Abdominal Medicine & Surgery
General Surgery

Non Medic

Publication Date

2025

Item Type

Journal Article

Language

Subject

Subject Headings

Abstract

PURPOSE: This study aimed to evaluate the efficacy, usability, and safety of the novel alginate-based sealants SEAL-G and SEAL-G MIST in reducing anastomotic leakage after colorectal resection. METHODS: This prospective, multicenter study enrolled 160 patients undergoing elective colonic resection with primary anastomosis at 8 centers. SEAL-G was applied in open procedures (n=33), and SEAL-G MIST was used for minimally invasive procedures (n=127), with both sealants applied circumferentially to the anastomotic site. The primary endpoints included the rate of anastomotic coverage and the incidence of leakage within 30 days, classified according to the International Study Group of Rectal Cancer (ISGRC) criteria. RESULTS: The overall anastomotic leak rate was 3.1% (5 of 160), with only 1 patient (0.6%) experiencing a grade C leak that required reoperation. Four patients (2.5%) developed grade A or B leaks, all of which were managed conservatively. Complete circumferential sealant coverage was achieved in 93.1% of cases. The overall leak rates were 6.1 percent and 2.4 percent, respectively. However, statistical analysis did not show a significant difference.
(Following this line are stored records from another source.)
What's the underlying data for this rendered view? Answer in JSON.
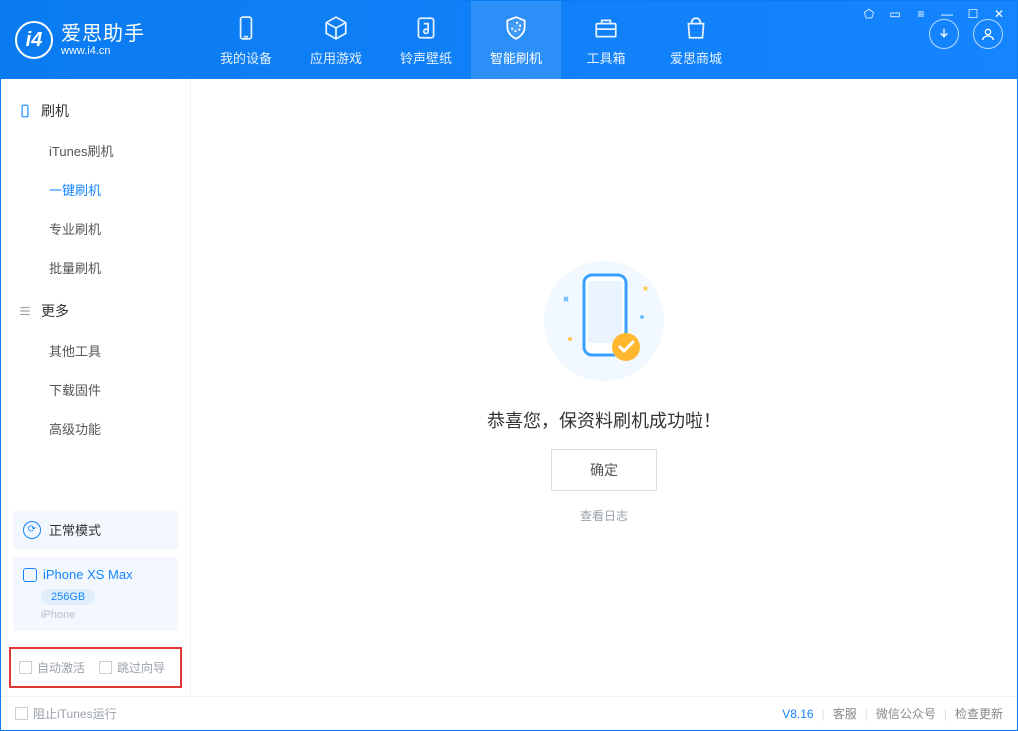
{
  "titlebar": {
    "icons": [
      "shirt",
      "book",
      "menu",
      "min",
      "max",
      "close"
    ]
  },
  "brand": {
    "name": "爱思助手",
    "url": "www.i4.cn"
  },
  "nav": [
    {
      "label": "我的设备",
      "icon": "phone"
    },
    {
      "label": "应用游戏",
      "icon": "cube"
    },
    {
      "label": "铃声壁纸",
      "icon": "music"
    },
    {
      "label": "智能刷机",
      "icon": "shield",
      "active": true
    },
    {
      "label": "工具箱",
      "icon": "briefcase"
    },
    {
      "label": "爱思商城",
      "icon": "bag"
    }
  ],
  "sidebar": {
    "cat1": {
      "label": "刷机",
      "items": [
        "iTunes刷机",
        "一键刷机",
        "专业刷机",
        "批量刷机"
      ],
      "activeIndex": 1
    },
    "cat2": {
      "label": "更多",
      "items": [
        "其他工具",
        "下载固件",
        "高级功能"
      ]
    }
  },
  "mode": {
    "label": "正常模式"
  },
  "device": {
    "name": "iPhone XS Max",
    "storage": "256GB",
    "type": "iPhone"
  },
  "options": {
    "autoActivate": "自动激活",
    "skipGuide": "跳过向导"
  },
  "main": {
    "successMsg": "恭喜您，保资料刷机成功啦！",
    "okBtn": "确定",
    "viewLog": "查看日志"
  },
  "footer": {
    "blockItunes": "阻止iTunes运行",
    "version": "V8.16",
    "links": [
      "客服",
      "微信公众号",
      "检查更新"
    ]
  }
}
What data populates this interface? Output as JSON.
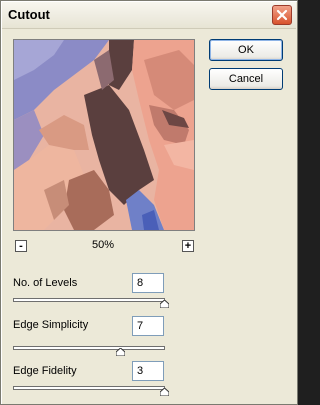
{
  "window": {
    "title": "Cutout"
  },
  "preview": {
    "zoom": "50%",
    "zoom_out_symbol": "-",
    "zoom_in_symbol": "+"
  },
  "buttons": {
    "ok": "OK",
    "cancel": "Cancel"
  },
  "params": [
    {
      "label": "No. of Levels",
      "value": "8",
      "slider_fraction": 1.0
    },
    {
      "label": "Edge Simplicity",
      "value": "7",
      "slider_fraction": 0.7
    },
    {
      "label": "Edge Fidelity",
      "value": "3",
      "slider_fraction": 1.0
    }
  ],
  "colors": {
    "dialog_bg": "#ece9d8",
    "close_button": "#d8532e",
    "accent_border": "#003c74"
  }
}
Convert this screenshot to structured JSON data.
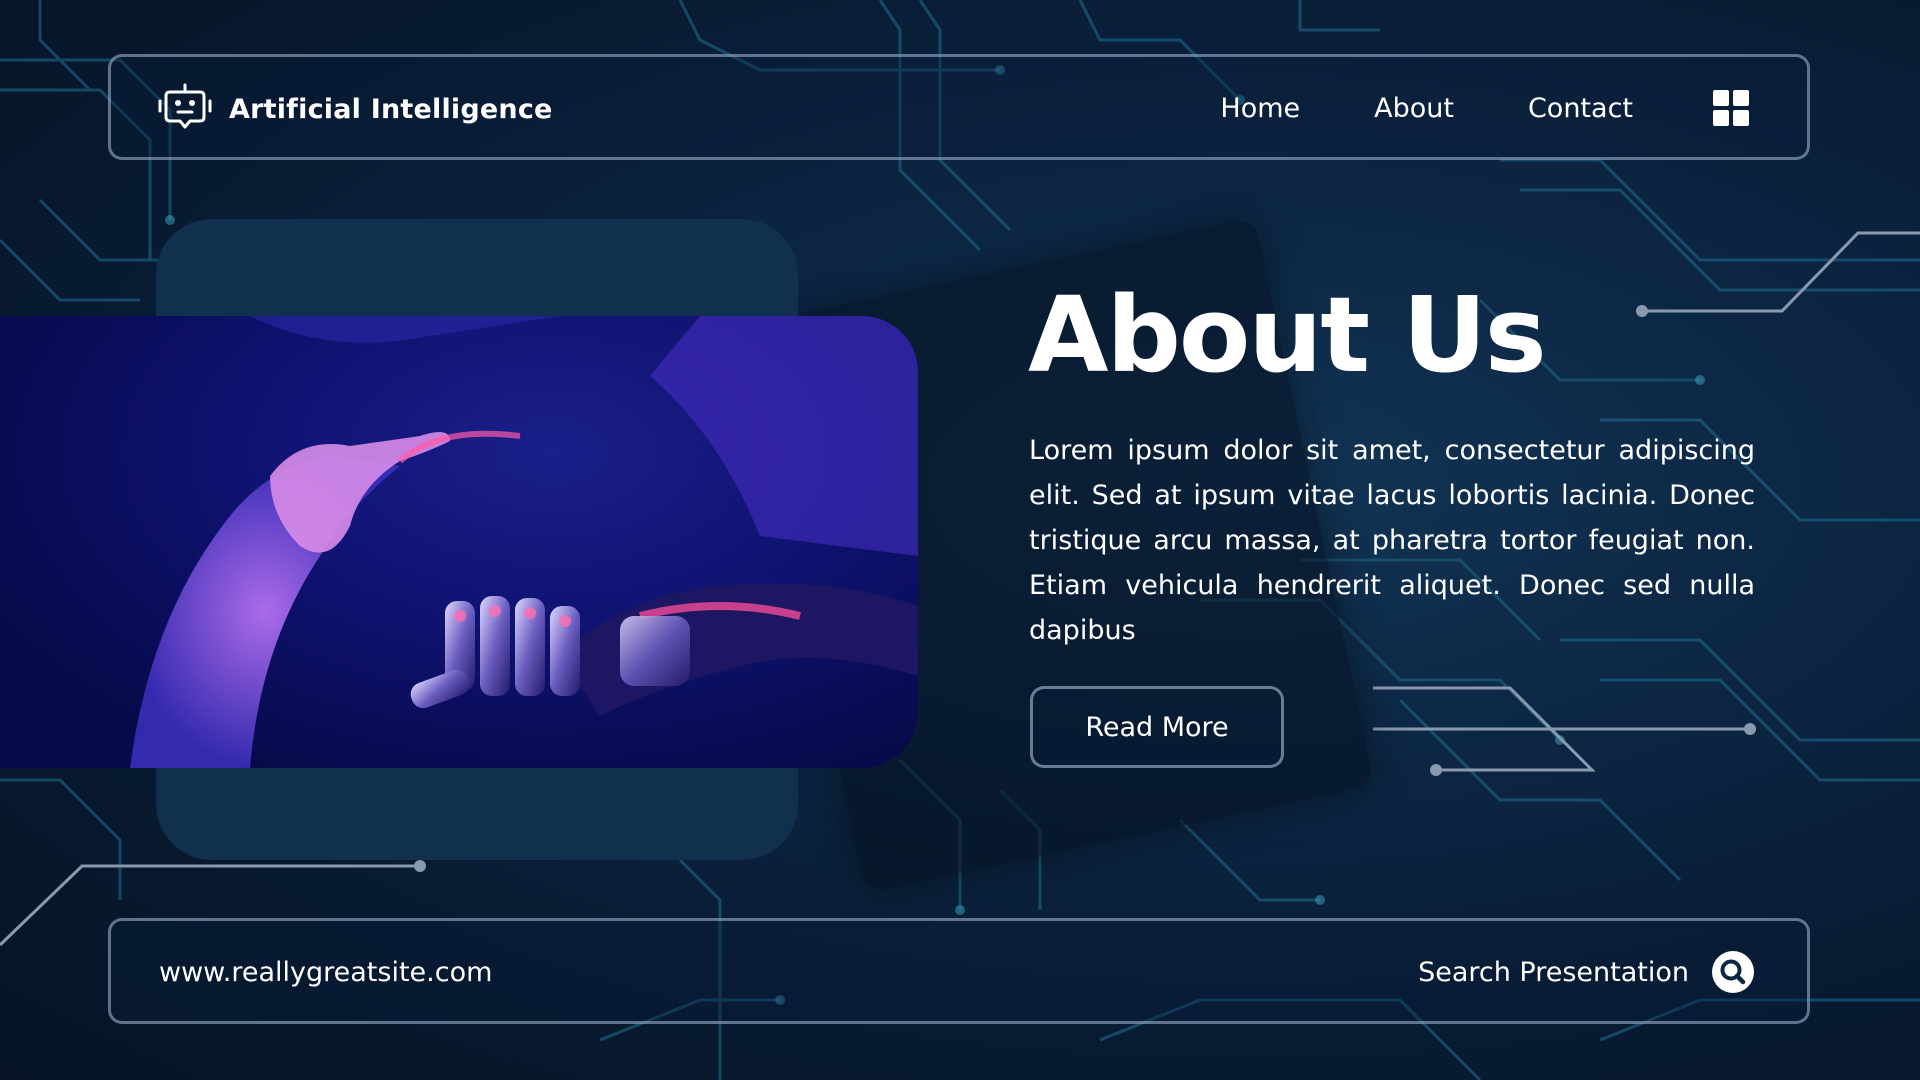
{
  "header": {
    "brand_name": "Artificial Intelligence",
    "brand_icon": "robot-chat-icon",
    "nav": [
      {
        "label": "Home"
      },
      {
        "label": "About"
      },
      {
        "label": "Contact"
      }
    ],
    "menu_icon": "grid-icon"
  },
  "main": {
    "heading": "About Us",
    "body": "Lorem ipsum dolor sit amet, consectetur adipiscing elit. Sed at ipsum vitae lacus lobortis lacinia. Donec tristique arcu massa, at pharetra tortor feugiat non. Etiam vehicula hendrerit aliquet. Donec sed nulla dapibus",
    "button_label": "Read More",
    "image_icon": "robotic-hand-photo"
  },
  "footer": {
    "url": "www.reallygreatsite.com",
    "search_label": "Search Presentation",
    "search_icon": "search-icon"
  },
  "colors": {
    "background": "#0c2643",
    "panel": "#10304d",
    "border": "#aabed7",
    "text": "#ffffff",
    "circuit": "#1f6f92"
  }
}
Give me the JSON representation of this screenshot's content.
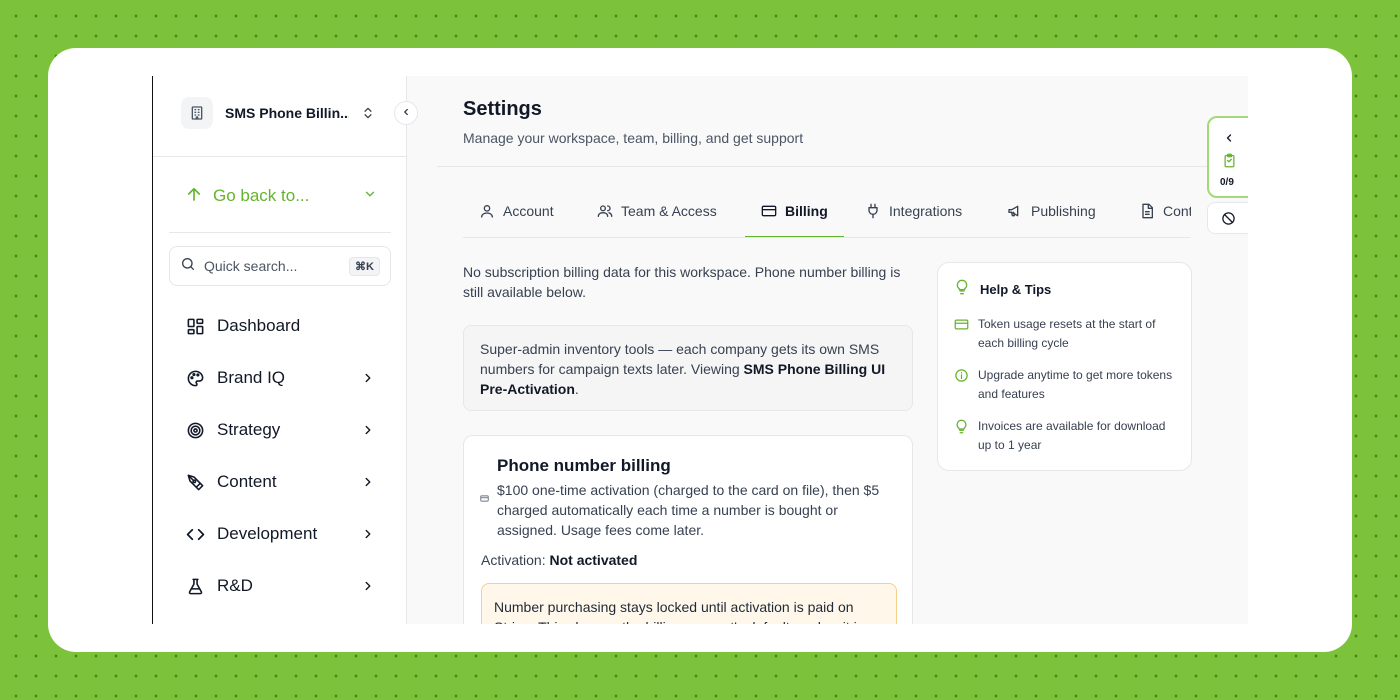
{
  "sidebar": {
    "workspace_name": "SMS Phone Billin...",
    "go_back": "Go back to...",
    "search_placeholder": "Quick search...",
    "search_shortcut": "⌘K",
    "items": [
      {
        "label": "Dashboard",
        "icon": "dashboard-icon",
        "has_children": false
      },
      {
        "label": "Brand IQ",
        "icon": "palette-icon",
        "has_children": true
      },
      {
        "label": "Strategy",
        "icon": "target-icon",
        "has_children": true
      },
      {
        "label": "Content",
        "icon": "pen-tool-icon",
        "has_children": true
      },
      {
        "label": "Development",
        "icon": "code-icon",
        "has_children": true
      },
      {
        "label": "R&D",
        "icon": "flask-icon",
        "has_children": true
      }
    ]
  },
  "header": {
    "title": "Settings",
    "subtitle": "Manage your workspace, team, billing, and get support"
  },
  "tabs": [
    {
      "label": "Account",
      "icon": "user-icon",
      "active": false
    },
    {
      "label": "Team & Access",
      "icon": "users-icon",
      "active": false
    },
    {
      "label": "Billing",
      "icon": "credit-card-icon",
      "active": true
    },
    {
      "label": "Integrations",
      "icon": "plug-icon",
      "active": false
    },
    {
      "label": "Publishing",
      "icon": "megaphone-icon",
      "active": false
    },
    {
      "label": "Cont",
      "icon": "file-icon",
      "active": false
    }
  ],
  "billing": {
    "intro": "No subscription billing data for this workspace. Phone number billing is still available below.",
    "admin_text_prefix": "Super-admin inventory tools — each company gets its own SMS numbers for campaign texts later. Viewing ",
    "admin_text_bold": "SMS Phone Billing UI Pre-Activation",
    "admin_text_suffix": ".",
    "phone_card": {
      "title": "Phone number billing",
      "description": "$100 one-time activation (charged to the card on file), then $5 charged automatically each time a number is bought or assigned. Usage fees come later.",
      "activation_label": "Activation:",
      "activation_value": "Not activated",
      "warning": "Number purchasing stays locked until activation is paid on Stripe. This charges the billing account's default card — it is"
    }
  },
  "tips": {
    "title": "Help & Tips",
    "items": [
      {
        "text": "Token usage resets at the start of each billing cycle",
        "icon": "credit-card-icon"
      },
      {
        "text": "Upgrade anytime to get more tokens and features",
        "icon": "info-icon"
      },
      {
        "text": "Invoices are available for download up to 1 year",
        "icon": "lightbulb-icon"
      }
    ]
  },
  "float_panel": {
    "count": "0/9"
  },
  "colors": {
    "accent": "#65b32e",
    "background": "#7cc23a",
    "warning_bg": "#fff7ea",
    "warning_border": "#f5cf8c"
  }
}
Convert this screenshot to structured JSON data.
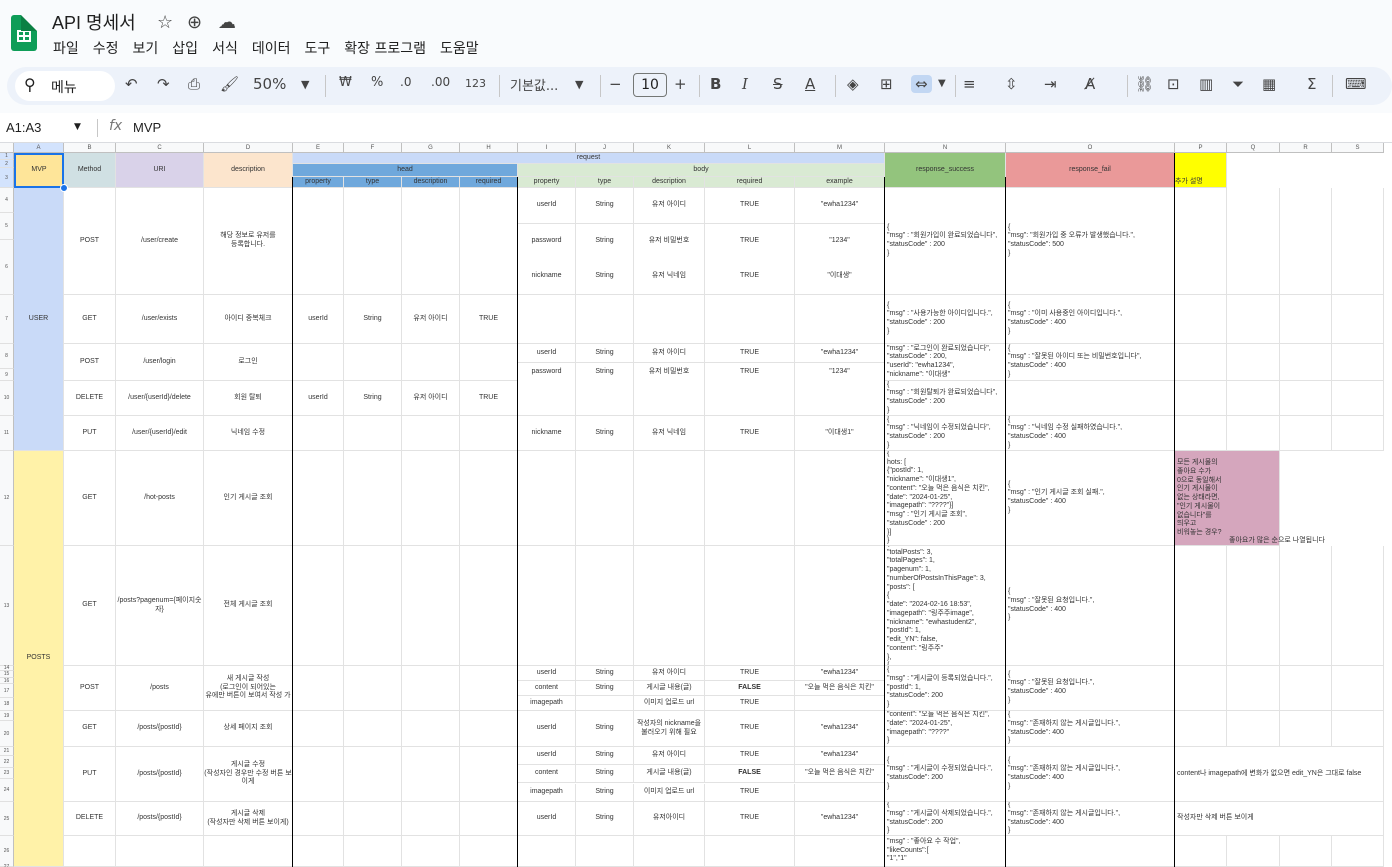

Mean hospital stay was significantly shorter after laparoscopic surgery compared to open surgery (5.1+/-2.8 days vs. 8.4+/-5.5 days, P<0.001). CONCLUSION: Alginate-based sealants show promise in reducing the severity of anastomotic leaks and in supporting anastomotic healing, demonstrating high technical success and low complication rates. Trial registration: ClinicalTrials.gov iden-tifier: NCT04532515.